An adjournment would also, it was suggested, have the advantage of allowing the parties to agree the amount of costs.
Slade J said: “CPR44 PD9.2 provides that the general rule is that the court should make a summary assessment of the costs at the conclusion of a hearing which has lasted not more than one day unless there is good reason not to do so. I do not consider that the fact that the unsuccessful party is intending to mount an appeal and to seek a stay of any order for costs pending the outcome of that appeal can of itself amount to a ‘good reason’ for not following the general rule. If it were, then it would be open to every unsuccessful party to use it as a reason for avoiding summary assessment and to delay the payment of costs.
“Moreover, a major advantage of summary assessment is that the assessment is made by the Judge who dealt with the hearing at the time when the circumstances are clearly in his/her mind. If, however, the assessment was adjourned and the appeal proved unsuccessful, the assessment would take place long after the event and might be carried out by a different judge.”
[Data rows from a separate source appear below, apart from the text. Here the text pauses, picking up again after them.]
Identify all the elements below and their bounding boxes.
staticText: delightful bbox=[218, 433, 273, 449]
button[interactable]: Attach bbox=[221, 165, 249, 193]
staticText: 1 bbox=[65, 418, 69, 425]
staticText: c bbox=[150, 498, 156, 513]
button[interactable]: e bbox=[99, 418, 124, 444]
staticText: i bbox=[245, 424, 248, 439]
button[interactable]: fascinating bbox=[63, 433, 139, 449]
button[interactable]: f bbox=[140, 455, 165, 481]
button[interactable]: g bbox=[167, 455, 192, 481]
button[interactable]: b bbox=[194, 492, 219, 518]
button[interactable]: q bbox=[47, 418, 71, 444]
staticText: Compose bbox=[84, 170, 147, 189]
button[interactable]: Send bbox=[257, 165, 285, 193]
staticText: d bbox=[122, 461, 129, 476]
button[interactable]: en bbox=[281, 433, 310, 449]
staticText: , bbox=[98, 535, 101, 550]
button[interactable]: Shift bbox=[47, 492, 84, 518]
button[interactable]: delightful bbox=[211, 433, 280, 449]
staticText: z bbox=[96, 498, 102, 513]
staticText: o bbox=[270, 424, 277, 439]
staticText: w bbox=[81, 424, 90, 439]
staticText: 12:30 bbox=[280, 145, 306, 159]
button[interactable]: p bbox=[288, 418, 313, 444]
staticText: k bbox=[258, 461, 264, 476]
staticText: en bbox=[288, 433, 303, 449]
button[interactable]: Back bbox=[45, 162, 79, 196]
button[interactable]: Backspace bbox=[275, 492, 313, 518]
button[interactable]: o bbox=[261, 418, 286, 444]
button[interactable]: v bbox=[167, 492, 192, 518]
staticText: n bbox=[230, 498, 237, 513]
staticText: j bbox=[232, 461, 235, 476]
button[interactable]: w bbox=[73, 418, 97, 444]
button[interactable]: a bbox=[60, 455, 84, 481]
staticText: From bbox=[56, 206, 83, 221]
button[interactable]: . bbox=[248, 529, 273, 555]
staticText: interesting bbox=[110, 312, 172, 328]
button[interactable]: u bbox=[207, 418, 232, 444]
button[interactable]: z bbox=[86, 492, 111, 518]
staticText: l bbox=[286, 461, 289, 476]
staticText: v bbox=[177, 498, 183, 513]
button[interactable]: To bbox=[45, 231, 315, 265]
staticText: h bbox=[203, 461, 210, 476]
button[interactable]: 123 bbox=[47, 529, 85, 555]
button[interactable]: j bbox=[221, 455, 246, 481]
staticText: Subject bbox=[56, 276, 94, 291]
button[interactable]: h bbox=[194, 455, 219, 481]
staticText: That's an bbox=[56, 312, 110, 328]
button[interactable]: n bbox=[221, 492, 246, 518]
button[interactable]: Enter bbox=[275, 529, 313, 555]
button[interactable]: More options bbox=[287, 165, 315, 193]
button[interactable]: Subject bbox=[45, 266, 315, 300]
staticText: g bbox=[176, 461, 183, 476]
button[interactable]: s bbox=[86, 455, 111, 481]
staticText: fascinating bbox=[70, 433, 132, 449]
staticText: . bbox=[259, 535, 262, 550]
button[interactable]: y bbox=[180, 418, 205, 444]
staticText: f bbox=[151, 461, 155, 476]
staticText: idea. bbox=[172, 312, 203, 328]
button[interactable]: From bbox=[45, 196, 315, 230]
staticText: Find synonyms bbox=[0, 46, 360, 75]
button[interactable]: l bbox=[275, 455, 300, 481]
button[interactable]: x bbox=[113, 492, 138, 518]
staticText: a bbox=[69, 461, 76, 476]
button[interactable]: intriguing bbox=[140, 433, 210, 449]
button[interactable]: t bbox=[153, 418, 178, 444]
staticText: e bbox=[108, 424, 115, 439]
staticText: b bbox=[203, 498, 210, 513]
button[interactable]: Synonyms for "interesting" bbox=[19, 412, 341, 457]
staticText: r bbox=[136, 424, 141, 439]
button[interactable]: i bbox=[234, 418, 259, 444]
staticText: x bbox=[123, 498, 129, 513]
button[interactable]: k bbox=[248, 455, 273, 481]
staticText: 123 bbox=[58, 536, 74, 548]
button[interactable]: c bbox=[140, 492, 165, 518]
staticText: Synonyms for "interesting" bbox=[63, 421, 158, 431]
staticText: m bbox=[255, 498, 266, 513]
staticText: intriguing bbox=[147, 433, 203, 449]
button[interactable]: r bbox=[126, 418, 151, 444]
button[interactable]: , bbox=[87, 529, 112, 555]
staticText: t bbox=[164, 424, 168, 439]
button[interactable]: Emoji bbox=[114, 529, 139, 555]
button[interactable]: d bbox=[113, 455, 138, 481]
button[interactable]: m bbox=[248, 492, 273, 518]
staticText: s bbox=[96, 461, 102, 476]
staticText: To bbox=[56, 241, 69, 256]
She continued that a decision to delay summary assessment would, in effect, amount to a stay of the assessment of costs. CPR 52.7 provides that, unless the appeal court or the lower court orders otherwise, “an appeal shall not operate as a stay of any order or decision of the lower court”.
She said: “The relevant authorities make clear that the granting of a stay is an exceptional remedy. If an appellant desires a stay, it must make a formal application and put forward solid grounds why a stay should be granted. There is no such application before me and no grounds (other than the convenience of the court) have been put forward.
“In any event, it is far more appropriate that the decision as to whether or not a stay is granted in this case should be taken by the Court of Appeal. It would be for that court to consider any grounds put forward by the appellants and to balance the risks and likely prejudice to the parties. It would be wrong for me to make an assumption that the Court of Appeal will grant a stay and, on that basis, to decline to carry out a summary assessment.
“Furthermore, the assessment of the costs is a very straightforward exercise which, even if it does indeed ‘ultimately prove futile’, will not have resulted in a significant waste of court resources. I therefore intend to proceed to summarily assess the costs of the appeal.”